Димка Дюков долго не решался спросить
о том, что его мучило. Томка уже бросила съемную и со скромной
коллекцией платьев перебралась к Пашке, да и сам Димка успел
напиться на свадьбе друга и толкнуть речь, что именно из-за негодяя
Шермера он останется холостяком на всю жизнь, но решился спросить
приятеля о главном, для него — Дюкова — главном, едва ли не
через полгода.
— Паш… — Димка поморщился, пригладил
волосы, кашлянул, сморкнулся и все-таки, махнув рукой, спросил: —
Только не обижайся. Не ради любопытства. Ты понимаешь, эта твоя
Томка для меня — как инопланетянка. Ну, словно какой-то третий пол.
Неведомое существо. Вон, даже говорит с каким-то акцентом. Поэтому
я и рискую нарваться собственным носом на твой кулак. Я ж Костика
расспрашивал. К ней многие подкатывали, в том числе и такие, до
которых не только мне, но и тебе расти и никогда не дорасти. Однако
вот выбрала она тебя. Поэтому ну ладно, будь что будет, но спрошу.
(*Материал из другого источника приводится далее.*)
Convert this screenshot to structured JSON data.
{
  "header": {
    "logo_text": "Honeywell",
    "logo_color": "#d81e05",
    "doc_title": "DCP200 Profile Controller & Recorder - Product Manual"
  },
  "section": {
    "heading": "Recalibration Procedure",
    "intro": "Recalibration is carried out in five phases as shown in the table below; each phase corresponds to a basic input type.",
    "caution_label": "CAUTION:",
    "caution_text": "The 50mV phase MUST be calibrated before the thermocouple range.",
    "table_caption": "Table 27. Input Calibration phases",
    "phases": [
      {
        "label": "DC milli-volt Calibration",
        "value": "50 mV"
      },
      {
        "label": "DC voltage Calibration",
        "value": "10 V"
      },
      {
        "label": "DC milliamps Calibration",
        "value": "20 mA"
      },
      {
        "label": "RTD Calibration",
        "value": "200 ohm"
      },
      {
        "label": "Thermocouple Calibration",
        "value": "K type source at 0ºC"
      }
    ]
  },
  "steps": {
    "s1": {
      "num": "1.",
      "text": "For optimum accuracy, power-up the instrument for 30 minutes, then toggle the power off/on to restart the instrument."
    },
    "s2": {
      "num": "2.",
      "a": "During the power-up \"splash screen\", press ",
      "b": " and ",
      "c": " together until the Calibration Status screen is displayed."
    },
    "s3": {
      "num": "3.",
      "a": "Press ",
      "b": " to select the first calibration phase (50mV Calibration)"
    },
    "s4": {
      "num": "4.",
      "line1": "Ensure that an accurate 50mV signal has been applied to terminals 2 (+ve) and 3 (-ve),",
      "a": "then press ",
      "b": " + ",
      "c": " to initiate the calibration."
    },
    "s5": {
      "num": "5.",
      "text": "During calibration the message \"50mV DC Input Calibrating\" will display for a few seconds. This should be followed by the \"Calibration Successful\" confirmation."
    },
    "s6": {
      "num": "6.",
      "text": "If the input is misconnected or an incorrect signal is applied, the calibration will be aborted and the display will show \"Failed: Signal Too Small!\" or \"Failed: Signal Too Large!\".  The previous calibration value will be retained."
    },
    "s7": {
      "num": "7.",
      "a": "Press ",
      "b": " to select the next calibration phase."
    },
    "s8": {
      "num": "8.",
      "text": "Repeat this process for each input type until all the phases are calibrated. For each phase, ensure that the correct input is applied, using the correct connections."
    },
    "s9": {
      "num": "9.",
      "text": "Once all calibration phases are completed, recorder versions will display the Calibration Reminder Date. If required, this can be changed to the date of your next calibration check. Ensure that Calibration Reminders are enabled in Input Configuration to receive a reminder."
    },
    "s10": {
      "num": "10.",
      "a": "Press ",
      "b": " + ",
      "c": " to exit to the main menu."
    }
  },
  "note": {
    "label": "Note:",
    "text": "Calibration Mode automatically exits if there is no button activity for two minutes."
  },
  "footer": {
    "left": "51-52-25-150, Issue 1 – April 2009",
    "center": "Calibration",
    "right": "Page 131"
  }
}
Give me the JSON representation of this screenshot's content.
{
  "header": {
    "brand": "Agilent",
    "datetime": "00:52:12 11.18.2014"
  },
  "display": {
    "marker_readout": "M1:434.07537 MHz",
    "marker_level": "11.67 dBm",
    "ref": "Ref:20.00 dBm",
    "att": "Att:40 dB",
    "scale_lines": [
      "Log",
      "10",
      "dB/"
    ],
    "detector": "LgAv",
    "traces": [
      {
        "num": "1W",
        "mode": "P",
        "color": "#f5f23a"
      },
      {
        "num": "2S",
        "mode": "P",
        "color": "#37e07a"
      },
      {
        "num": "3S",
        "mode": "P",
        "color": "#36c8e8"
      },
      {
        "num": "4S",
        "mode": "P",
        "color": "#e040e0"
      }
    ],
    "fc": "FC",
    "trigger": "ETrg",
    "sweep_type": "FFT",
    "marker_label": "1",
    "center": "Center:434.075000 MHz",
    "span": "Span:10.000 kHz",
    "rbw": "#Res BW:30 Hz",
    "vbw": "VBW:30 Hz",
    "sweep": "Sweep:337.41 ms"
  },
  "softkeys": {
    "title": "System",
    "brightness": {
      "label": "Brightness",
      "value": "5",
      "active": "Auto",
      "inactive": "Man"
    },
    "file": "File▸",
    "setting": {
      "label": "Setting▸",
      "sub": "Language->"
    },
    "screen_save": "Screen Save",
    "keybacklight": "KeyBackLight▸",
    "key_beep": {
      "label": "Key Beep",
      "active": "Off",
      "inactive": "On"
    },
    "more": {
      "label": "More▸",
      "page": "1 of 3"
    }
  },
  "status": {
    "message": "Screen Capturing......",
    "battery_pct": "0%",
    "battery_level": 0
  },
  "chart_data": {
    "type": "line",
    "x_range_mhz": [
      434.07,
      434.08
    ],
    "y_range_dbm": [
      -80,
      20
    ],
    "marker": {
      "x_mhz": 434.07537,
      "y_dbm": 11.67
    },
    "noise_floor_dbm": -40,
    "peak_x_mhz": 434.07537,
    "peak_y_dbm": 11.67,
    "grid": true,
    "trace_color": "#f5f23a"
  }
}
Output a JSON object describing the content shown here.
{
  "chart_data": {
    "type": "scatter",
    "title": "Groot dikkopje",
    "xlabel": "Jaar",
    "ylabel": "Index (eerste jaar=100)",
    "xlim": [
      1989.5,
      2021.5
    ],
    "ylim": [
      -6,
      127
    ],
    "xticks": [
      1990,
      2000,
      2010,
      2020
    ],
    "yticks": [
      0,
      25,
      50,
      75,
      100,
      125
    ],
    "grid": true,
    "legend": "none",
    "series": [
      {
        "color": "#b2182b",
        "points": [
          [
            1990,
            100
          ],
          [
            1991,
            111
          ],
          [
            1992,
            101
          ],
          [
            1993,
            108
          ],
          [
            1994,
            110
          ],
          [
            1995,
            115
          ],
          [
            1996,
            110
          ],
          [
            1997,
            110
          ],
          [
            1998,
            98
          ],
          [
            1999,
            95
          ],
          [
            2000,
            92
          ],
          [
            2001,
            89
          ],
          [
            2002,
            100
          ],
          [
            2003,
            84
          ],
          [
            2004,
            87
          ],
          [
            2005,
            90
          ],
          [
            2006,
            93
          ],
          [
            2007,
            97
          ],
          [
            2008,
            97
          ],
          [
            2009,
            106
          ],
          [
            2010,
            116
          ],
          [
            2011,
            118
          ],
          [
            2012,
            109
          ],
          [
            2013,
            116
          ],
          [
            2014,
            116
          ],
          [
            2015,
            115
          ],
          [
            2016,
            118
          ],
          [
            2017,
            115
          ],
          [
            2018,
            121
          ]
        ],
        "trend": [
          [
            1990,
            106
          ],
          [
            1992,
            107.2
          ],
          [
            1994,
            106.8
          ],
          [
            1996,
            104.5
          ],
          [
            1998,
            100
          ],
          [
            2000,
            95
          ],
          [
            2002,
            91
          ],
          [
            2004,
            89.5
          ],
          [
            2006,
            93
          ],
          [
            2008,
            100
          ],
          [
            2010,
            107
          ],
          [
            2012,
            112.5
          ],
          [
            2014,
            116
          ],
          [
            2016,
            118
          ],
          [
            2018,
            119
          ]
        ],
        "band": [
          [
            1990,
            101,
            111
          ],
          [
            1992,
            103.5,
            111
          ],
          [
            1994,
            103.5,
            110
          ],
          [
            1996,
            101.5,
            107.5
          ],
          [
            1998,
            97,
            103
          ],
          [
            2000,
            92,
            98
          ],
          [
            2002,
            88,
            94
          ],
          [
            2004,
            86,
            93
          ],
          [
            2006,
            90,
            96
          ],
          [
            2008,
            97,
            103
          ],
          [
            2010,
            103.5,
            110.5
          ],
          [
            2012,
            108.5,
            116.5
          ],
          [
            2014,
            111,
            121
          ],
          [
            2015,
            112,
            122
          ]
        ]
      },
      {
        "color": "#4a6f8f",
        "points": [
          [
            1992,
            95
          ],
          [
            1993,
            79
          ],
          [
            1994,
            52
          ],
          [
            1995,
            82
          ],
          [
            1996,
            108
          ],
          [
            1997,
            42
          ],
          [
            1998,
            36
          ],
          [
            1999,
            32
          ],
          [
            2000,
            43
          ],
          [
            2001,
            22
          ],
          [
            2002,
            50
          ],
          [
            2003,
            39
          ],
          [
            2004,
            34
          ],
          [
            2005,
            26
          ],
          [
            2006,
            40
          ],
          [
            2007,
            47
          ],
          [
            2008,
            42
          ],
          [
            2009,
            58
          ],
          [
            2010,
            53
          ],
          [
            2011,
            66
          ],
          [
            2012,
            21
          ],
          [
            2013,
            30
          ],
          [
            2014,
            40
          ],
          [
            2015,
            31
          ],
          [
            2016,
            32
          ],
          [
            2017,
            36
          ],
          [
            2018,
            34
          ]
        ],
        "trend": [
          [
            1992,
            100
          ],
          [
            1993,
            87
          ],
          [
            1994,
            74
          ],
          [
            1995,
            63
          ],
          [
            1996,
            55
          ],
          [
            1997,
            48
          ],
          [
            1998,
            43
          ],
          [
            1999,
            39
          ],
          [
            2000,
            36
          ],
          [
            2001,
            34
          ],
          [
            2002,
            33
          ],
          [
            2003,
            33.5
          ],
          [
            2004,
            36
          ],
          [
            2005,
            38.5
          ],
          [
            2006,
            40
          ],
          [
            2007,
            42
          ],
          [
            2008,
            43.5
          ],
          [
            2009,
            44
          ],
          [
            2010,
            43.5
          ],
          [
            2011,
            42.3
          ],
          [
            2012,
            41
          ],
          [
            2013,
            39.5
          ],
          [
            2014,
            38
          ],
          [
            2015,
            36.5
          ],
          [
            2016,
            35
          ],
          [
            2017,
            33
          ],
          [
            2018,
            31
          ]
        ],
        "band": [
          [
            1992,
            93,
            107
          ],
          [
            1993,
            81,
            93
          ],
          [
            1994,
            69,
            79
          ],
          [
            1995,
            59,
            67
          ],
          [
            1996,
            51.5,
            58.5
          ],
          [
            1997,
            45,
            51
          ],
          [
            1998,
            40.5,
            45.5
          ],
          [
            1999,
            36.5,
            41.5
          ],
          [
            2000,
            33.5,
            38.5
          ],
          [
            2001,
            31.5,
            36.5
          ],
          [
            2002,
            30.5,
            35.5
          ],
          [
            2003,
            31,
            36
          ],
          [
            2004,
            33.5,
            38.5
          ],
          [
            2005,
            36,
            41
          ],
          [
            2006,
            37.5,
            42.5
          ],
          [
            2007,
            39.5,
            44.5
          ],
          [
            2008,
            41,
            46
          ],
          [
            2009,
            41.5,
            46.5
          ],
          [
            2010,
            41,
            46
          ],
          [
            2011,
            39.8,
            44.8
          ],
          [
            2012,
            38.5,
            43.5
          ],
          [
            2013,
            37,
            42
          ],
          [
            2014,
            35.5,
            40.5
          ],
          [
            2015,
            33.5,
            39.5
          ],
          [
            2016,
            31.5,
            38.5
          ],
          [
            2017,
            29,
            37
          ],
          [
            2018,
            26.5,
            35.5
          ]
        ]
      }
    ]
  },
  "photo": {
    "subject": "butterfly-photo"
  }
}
Какая она? Какая она в постели? Взлетает по ночам и кружится у тебя
под потолком? Или, может быть, ты набираешь ванну воды, растворяешь
там морскую соль, а она превращает тебя в дельфина, и вы плещетесь
до утра? Что она такое, Паш? Не дай умереть от жажды знаний!
— Обычная баба, — несколько грубовато
оборвал приятеля Павел. — Ты ведь не ждешь от меня отчета, лоции по
ее телу? Она самая обычная, понимаешь? И отличается от всех прочих
женщин, хотя бы от тех, которых я знал близко, только тем, что она
— единственная. Для меня — единственная. Понимаешь?
— Понимаю, — почесал тогда затылок
Димка и добавил, отпрыгивая от брошенного в него кома промасленной
ветоши. — Хотя от лоции по ее телу тоже не отказался бы.
Павел медленно вышел на середину
комнаты и огляделся. Кроме неубранной постели, полотенца и
приоткрытой двери, ничто не бросилось в глаза. Он подошел к
брошенному лежбищу, наклонился, почувствовал запах ее тела, закрыл
на мгновение глаза, унимая головокружение. Отчего ты жмуришься? —
смеялась Тома, когда он приближался к ней, гладил ее кожу, дышал
ею. Высоты боюсь, — серьезно отвечал он. — Я не умею летать. А
когда я с тобой, мне кажется, что я лечу. Ты умеешь летать, —
отвечала Тома и повторяла: — Умеешь.
«Все», — неожиданно пришло в голову
Павлу.
Так неожиданно, что он даже вздрогнул
и оглянулся. Слово будто прозвучало в пустой квартире. Павел
оторвался от постели, вновь оглянулся, стараясь заметить хоть
что-то. Подобрал с пола полотенце, нажал кнопку автоответчика. Он
был почти пуст. Один за другим прозвучали два недоуменных монолога
Костика, затем полное сарказма восклицание Томкиной сменщицы Людки:
«Ну, спасибо тебе, подруга, за две смены подряд!» — и все.